3. For me, the ultimate comfort food has always been pho, and the Matzah Ball Pho at The Eatsie Boys Cafe is comfort squared. Imagine two grandmothers, one Vietnamese and one Jewish, in the kitchen fighting to make you chicken soup when you're sick. One strongly suggests rice noodles are the only way to fight what ails you, and the other says no, matzoh balls are the only thing that will make it all better. A compromise is made, and the result is rice noodles, shredded chicken, and hand-rolled matzoh balls in a flavorful chicken stock, a soup to rival all soups.

 

The Hay Merchant Wings
The Hay Merchant Wings
Minh T. Truong

2. Anyone who knows me knows that The Hay Merchant is one of my favorite places in the city.
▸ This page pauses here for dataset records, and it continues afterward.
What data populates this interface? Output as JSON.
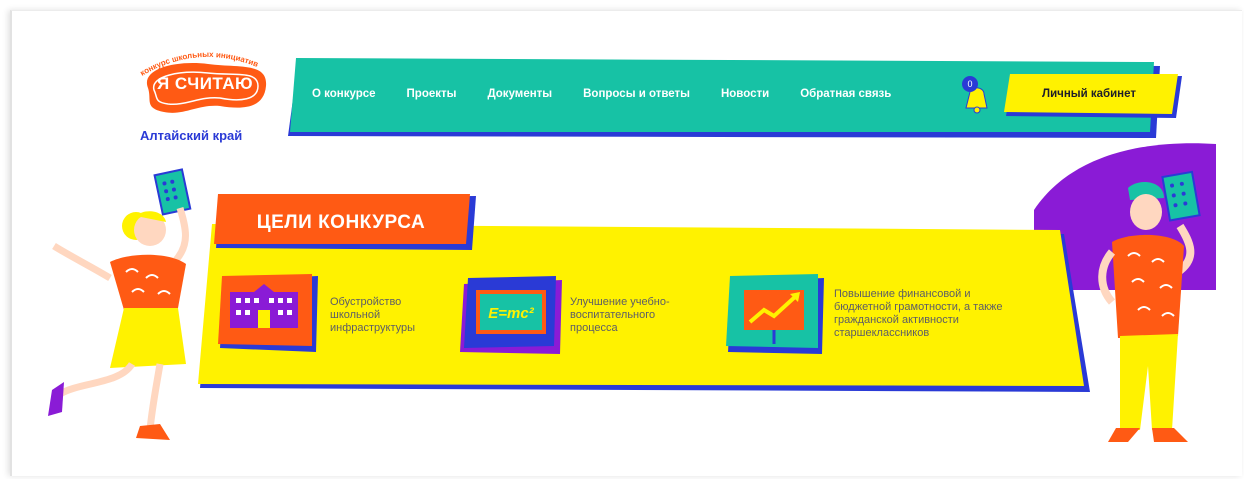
{
  "logo": {
    "arc_text": "конкурс школьных инициатив",
    "main_text": "Я СЧИТАЮ",
    "region": "Алтайский край"
  },
  "nav": {
    "items": [
      "О конкурсе",
      "Проекты",
      "Документы",
      "Вопросы и ответы",
      "Новости",
      "Обратная связь"
    ],
    "notification_count": "0",
    "cabinet_label": "Личный кабинет"
  },
  "goals": {
    "title": "ЦЕЛИ КОНКУРСА",
    "items": [
      {
        "icon": "school-building-icon",
        "lines": [
          "Обустройство",
          "школьной",
          "инфраструктуры"
        ]
      },
      {
        "icon": "formula-board-icon",
        "formula": "E=mc²",
        "lines": [
          "Улучшение учебно-",
          "воспитательного",
          "процесса"
        ]
      },
      {
        "icon": "growth-chart-icon",
        "lines": [
          "Повышение финансовой и",
          "бюджетной грамотности, а также",
          "гражданской активности",
          "старшеклассников"
        ]
      }
    ]
  },
  "colors": {
    "teal": "#17c2a5",
    "yellow": "#fff200",
    "orange": "#ff5a14",
    "purple": "#8a1bd6",
    "blue": "#2a3ad6"
  }
}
How can you go wrong with craft beer and great food? Along with the pig ears, their caramelized fish sauce wings, or cánh gà chiên nước mắm, are the ideal complement to beer, and are actually ideal bar food, as these chicken pieces are quintessential Vietnamese street food. The wings are crispy and strike a perfect balance between sweetness and saltiness; they go best with a bitter IPA, and are finger-licking good.

Blacksmith's Vietnamese Steak and Eggs
Blacksmith's Vietnamese Steak and Eggs
Minh T. Truong

1. The Vietnamese Steak and Eggs dish at Blacksmith brings back memories of weekends when my dad would often fry a couple of eggs along with whatever protein was left in the fridge, be it a piece of steak, Chinese sausage or Spam. With a couple of squirts of soy sauce and sriracha to mix in with the egg yolk, and a crunchy baguette to sop it all up with, it was one of the best things I ever ate. Blacksmith's version is more refined and elegant, but it's still homey. The cubes of perfectly cooked beef are sweet from a marinade that has hints of fish sauce and soy, and they're topped with two sunny-side up eggs sprinkled liberally with green onions and sesame seeds. Substitute the baguette with one of Blacksmith's addictive biscuits to really add some Houston to your Vietnamese.